In the context of data centers, the challenge goes well beyond backup power. It includes the concentration of workloads, dependence on stable power and connectivity, exposure to climate risks, and the ability to recover from physical or geopolitical shocks.
At the same time, he cautions that this is not a broad market reset. The impact remains largely confined to areas such as political violence and war risk coverage. “Rates have not materially shifted, and construction activity is continuing,” he says. “However, the longer this uncertainty persists, the more likely it is that some projects will face delays linked to shipping disruptions, even as power supply remains broadly stable.”
“The sector has not stalled,” Bhatnagar adds, “but resilience has become more strategically important as the region scales up major data center and AI infrastructure projects. Operators should be proactively reviewing business continuity and contingency plans.”
Beyond infrastructure, insurers are also recalibrating risk with greater precision. Rather than treating marine risk as static, they are assessing it more granularly by route, voyage, cargo type, aggregation, and duration.
“The commercial effect is higher transport costs across the value chain, from shipowners and charterers through to cargo owners,” he says. For businesses, this means resilience will increasingly depend on looking beyond tier-one suppliers and responding quickly to logistical shifts, as pressure builds on warehousing and onward transport. Inventory buffers and supply chain visibility are becoming critical.
FUTURE ALIGNMENTÂ
As global disruptions continue to test the boundaries of force majeure clauses, businesses and insurers are reassessing what truly qualifies as “unforeseeable disruption.”

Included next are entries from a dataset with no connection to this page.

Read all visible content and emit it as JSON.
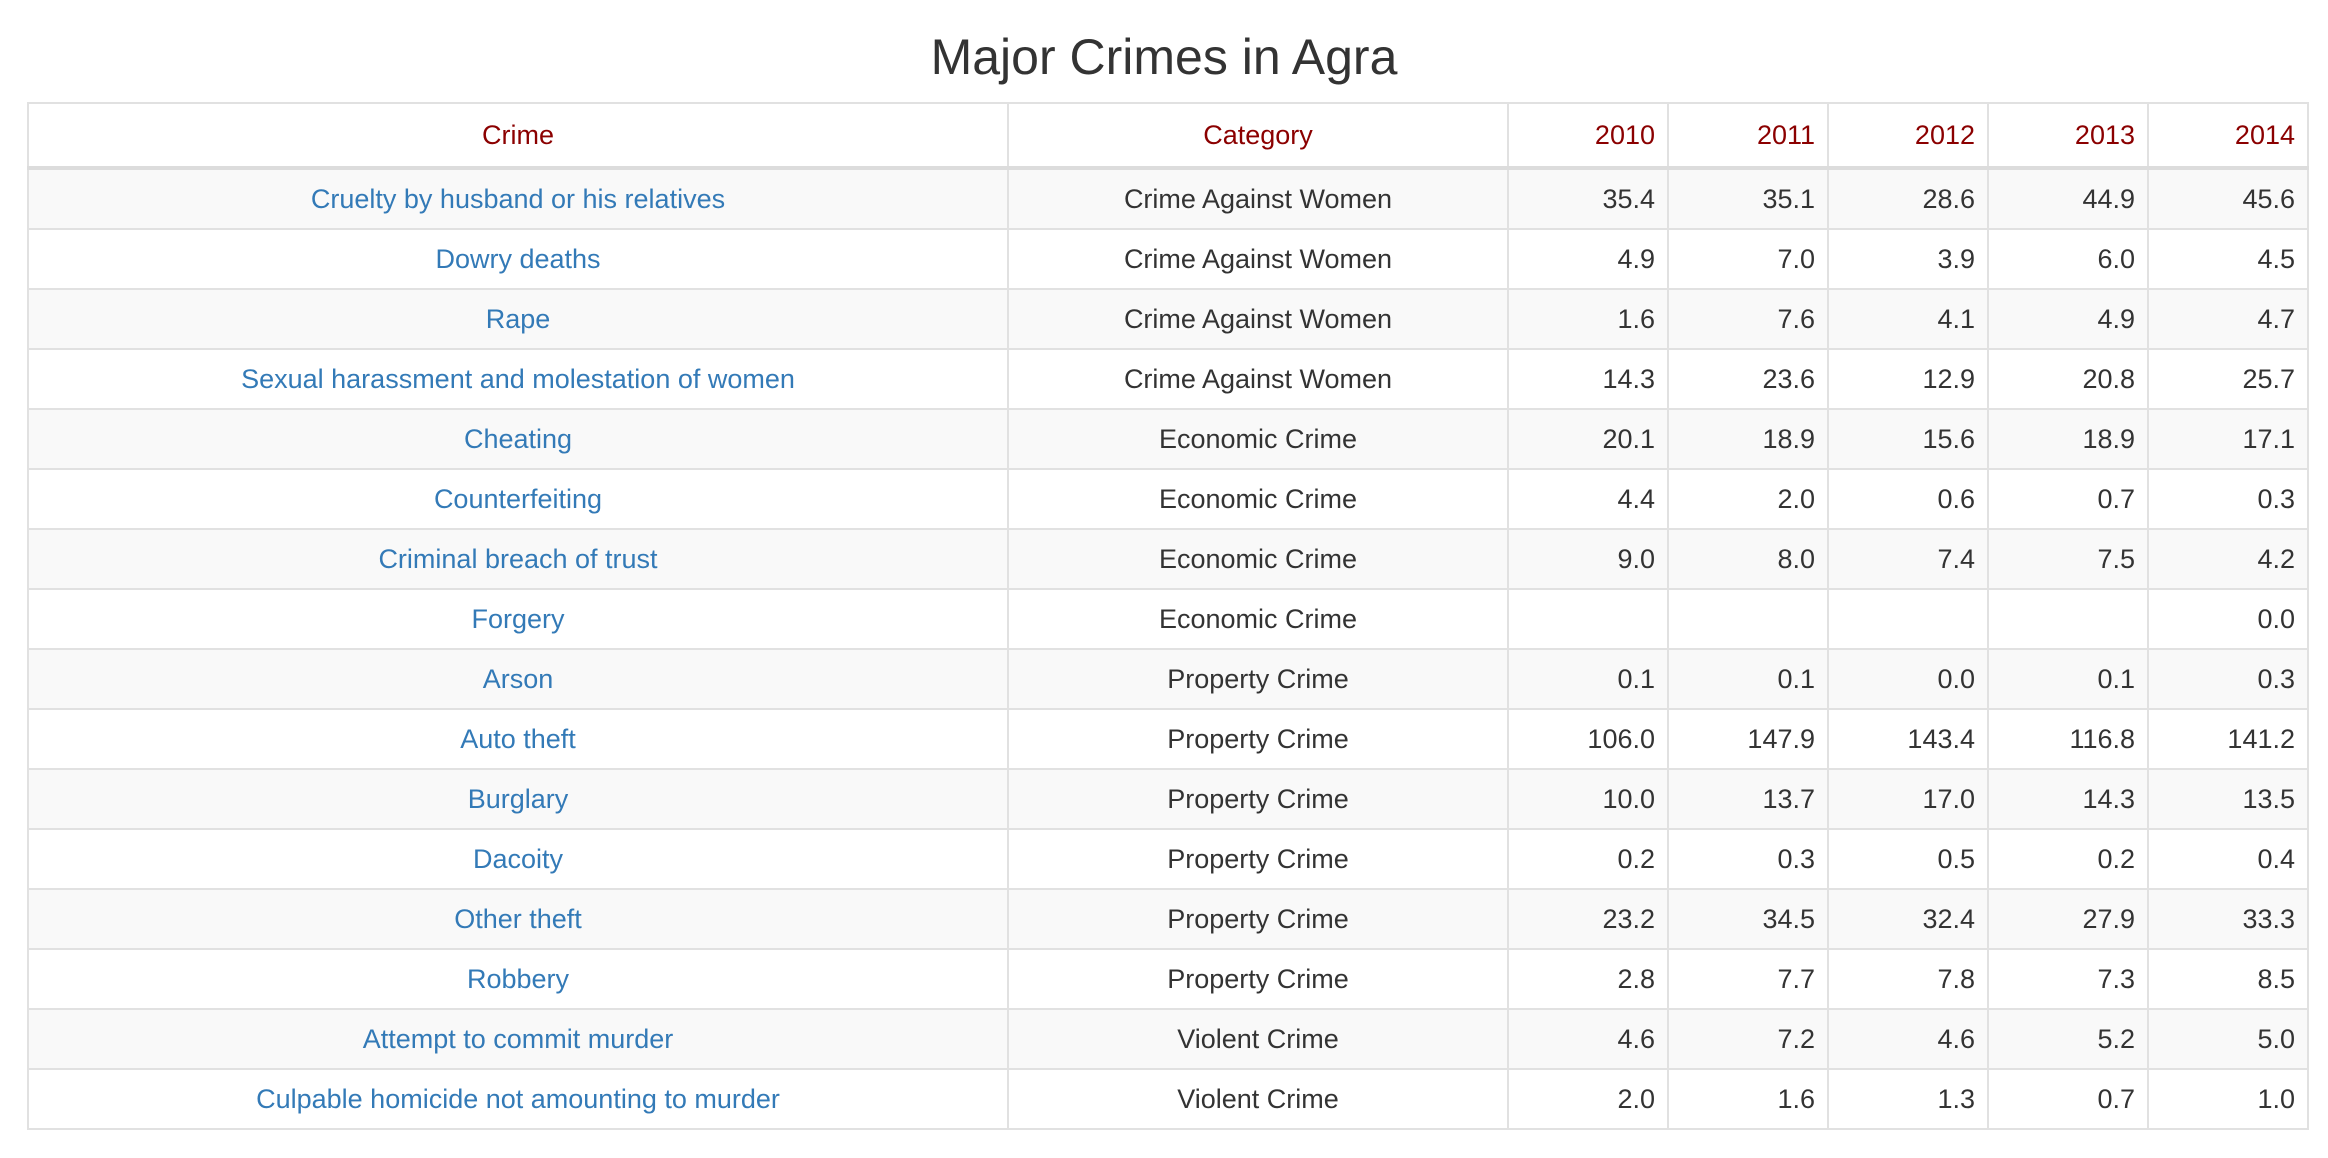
{
  "title": "Major Crimes in Agra",
  "colors": {
    "header_text": "#8b0000",
    "link": "#337ab7",
    "body_text": "#333333",
    "stripe": "#f9f9f9",
    "border": "#e1e1e1"
  },
  "table": {
    "headers": [
      "Crime",
      "Category",
      "2010",
      "2011",
      "2012",
      "2013",
      "2014"
    ],
    "rows": [
      {
        "crime": "Cruelty by husband or his relatives",
        "category": "Crime Against Women",
        "values": [
          "35.4",
          "35.1",
          "28.6",
          "44.9",
          "45.6"
        ]
      },
      {
        "crime": "Dowry deaths",
        "category": "Crime Against Women",
        "values": [
          "4.9",
          "7.0",
          "3.9",
          "6.0",
          "4.5"
        ]
      },
      {
        "crime": "Rape",
        "category": "Crime Against Women",
        "values": [
          "1.6",
          "7.6",
          "4.1",
          "4.9",
          "4.7"
        ]
      },
      {
        "crime": "Sexual harassment and molestation of women",
        "category": "Crime Against Women",
        "values": [
          "14.3",
          "23.6",
          "12.9",
          "20.8",
          "25.7"
        ]
      },
      {
        "crime": "Cheating",
        "category": "Economic Crime",
        "values": [
          "20.1",
          "18.9",
          "15.6",
          "18.9",
          "17.1"
        ]
      },
      {
        "crime": "Counterfeiting",
        "category": "Economic Crime",
        "values": [
          "4.4",
          "2.0",
          "0.6",
          "0.7",
          "0.3"
        ]
      },
      {
        "crime": "Criminal breach of trust",
        "category": "Economic Crime",
        "values": [
          "9.0",
          "8.0",
          "7.4",
          "7.5",
          "4.2"
        ]
      },
      {
        "crime": "Forgery",
        "category": "Economic Crime",
        "values": [
          "",
          "",
          "",
          "",
          "0.0"
        ]
      },
      {
        "crime": "Arson",
        "category": "Property Crime",
        "values": [
          "0.1",
          "0.1",
          "0.0",
          "0.1",
          "0.3"
        ]
      },
      {
        "crime": "Auto theft",
        "category": "Property Crime",
        "values": [
          "106.0",
          "147.9",
          "143.4",
          "116.8",
          "141.2"
        ]
      },
      {
        "crime": "Burglary",
        "category": "Property Crime",
        "values": [
          "10.0",
          "13.7",
          "17.0",
          "14.3",
          "13.5"
        ]
      },
      {
        "crime": "Dacoity",
        "category": "Property Crime",
        "values": [
          "0.2",
          "0.3",
          "0.5",
          "0.2",
          "0.4"
        ]
      },
      {
        "crime": "Other theft",
        "category": "Property Crime",
        "values": [
          "23.2",
          "34.5",
          "32.4",
          "27.9",
          "33.3"
        ]
      },
      {
        "crime": "Robbery",
        "category": "Property Crime",
        "values": [
          "2.8",
          "7.7",
          "7.8",
          "7.3",
          "8.5"
        ]
      },
      {
        "crime": "Attempt to commit murder",
        "category": "Violent Crime",
        "values": [
          "4.6",
          "7.2",
          "4.6",
          "5.2",
          "5.0"
        ]
      },
      {
        "crime": "Culpable homicide not amounting to murder",
        "category": "Violent Crime",
        "values": [
          "2.0",
          "1.6",
          "1.3",
          "0.7",
          "1.0"
        ]
      }
    ]
  }
}
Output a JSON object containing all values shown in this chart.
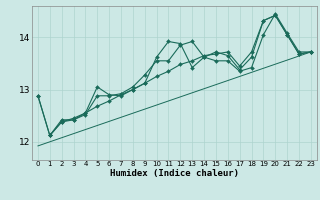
{
  "title": "",
  "xlabel": "Humidex (Indice chaleur)",
  "bg_color": "#cce8e5",
  "line_color": "#1a6b5a",
  "grid_color": "#aed4cf",
  "xlim": [
    -0.5,
    23.5
  ],
  "ylim": [
    11.65,
    14.6
  ],
  "yticks": [
    12,
    13,
    14
  ],
  "xticks": [
    0,
    1,
    2,
    3,
    4,
    5,
    6,
    7,
    8,
    9,
    10,
    11,
    12,
    13,
    14,
    15,
    16,
    17,
    18,
    19,
    20,
    21,
    22,
    23
  ],
  "series1_x": [
    0,
    1,
    2,
    3,
    4,
    5,
    6,
    7,
    8,
    9,
    10,
    11,
    12,
    13,
    14,
    15,
    16,
    17,
    18,
    19,
    20,
    21,
    22,
    23
  ],
  "series1_y": [
    12.88,
    12.12,
    12.42,
    12.42,
    12.52,
    12.88,
    12.88,
    12.92,
    13.05,
    13.28,
    13.55,
    13.55,
    13.85,
    13.92,
    13.62,
    13.72,
    13.65,
    13.38,
    13.62,
    14.32,
    14.42,
    14.05,
    13.68,
    13.72
  ],
  "series2_x": [
    1,
    2,
    3,
    4,
    5,
    6,
    7,
    8,
    9,
    10,
    11,
    12,
    13,
    14,
    15,
    16,
    17,
    18,
    19,
    20,
    21,
    22,
    23
  ],
  "series2_y": [
    12.12,
    12.38,
    12.42,
    12.55,
    13.05,
    12.9,
    12.88,
    13.0,
    13.12,
    13.62,
    13.92,
    13.88,
    13.42,
    13.62,
    13.55,
    13.55,
    13.35,
    13.42,
    14.05,
    14.45,
    14.08,
    13.72,
    13.72
  ],
  "series3_x": [
    0,
    1,
    2,
    3,
    4,
    5,
    6,
    7,
    8,
    9,
    10,
    11,
    12,
    13,
    14,
    15,
    16,
    17,
    18,
    19,
    20,
    21,
    22,
    23
  ],
  "series3_y": [
    12.88,
    12.12,
    12.38,
    12.45,
    12.55,
    12.68,
    12.78,
    12.9,
    13.0,
    13.12,
    13.25,
    13.35,
    13.48,
    13.55,
    13.65,
    13.68,
    13.72,
    13.45,
    13.72,
    14.32,
    14.42,
    14.05,
    13.68,
    13.72
  ],
  "trend_x": [
    0,
    23
  ],
  "trend_y": [
    11.92,
    13.72
  ]
}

“Force majeure is a contractual mechanism and does not, in itself, necessarily trigger insurance coverage,” Bhatnagar explains. “The key questions are whether performance was genuinely prevented, whether notice and mitigation obligations were met, and what the underlying contract permits.”
For insurers, particularly in political risk, structured credit, and non-payment scenarios, contract wording has become increasingly critical. It determines whether a loss has crystallized, been deferred, or simply shifted over time. As a result, discussions are becoming more disciplined, even as they remain highly fact-specific.
Looking ahead, Bhatnagar points to a growing category of “unpriced risks” that are likely to shape the next one to two years. He groups these into three broad areas.
The first includes risks for which insurance solutions already exist, but which businesses choose not to cover, making them immediately controllable. Political violence insurance for war-related scenarios, when taken with adequate limits, is one example.
The second relates to contingency planning. While this enables organizations to adapt during disruptions, complacency often leads to inaction, making these risks controllable but frequently overlooked.
The third category is more complex. It involves outsized disruptions to business operations caused by shocks to the wider commercial ecosystem, risks that are inherently difficult to predict, control, or price.
“These are the risks that tend to emerge indirectly,” Bhatnagar says, “and that is exactly why boards should be paying attention now.”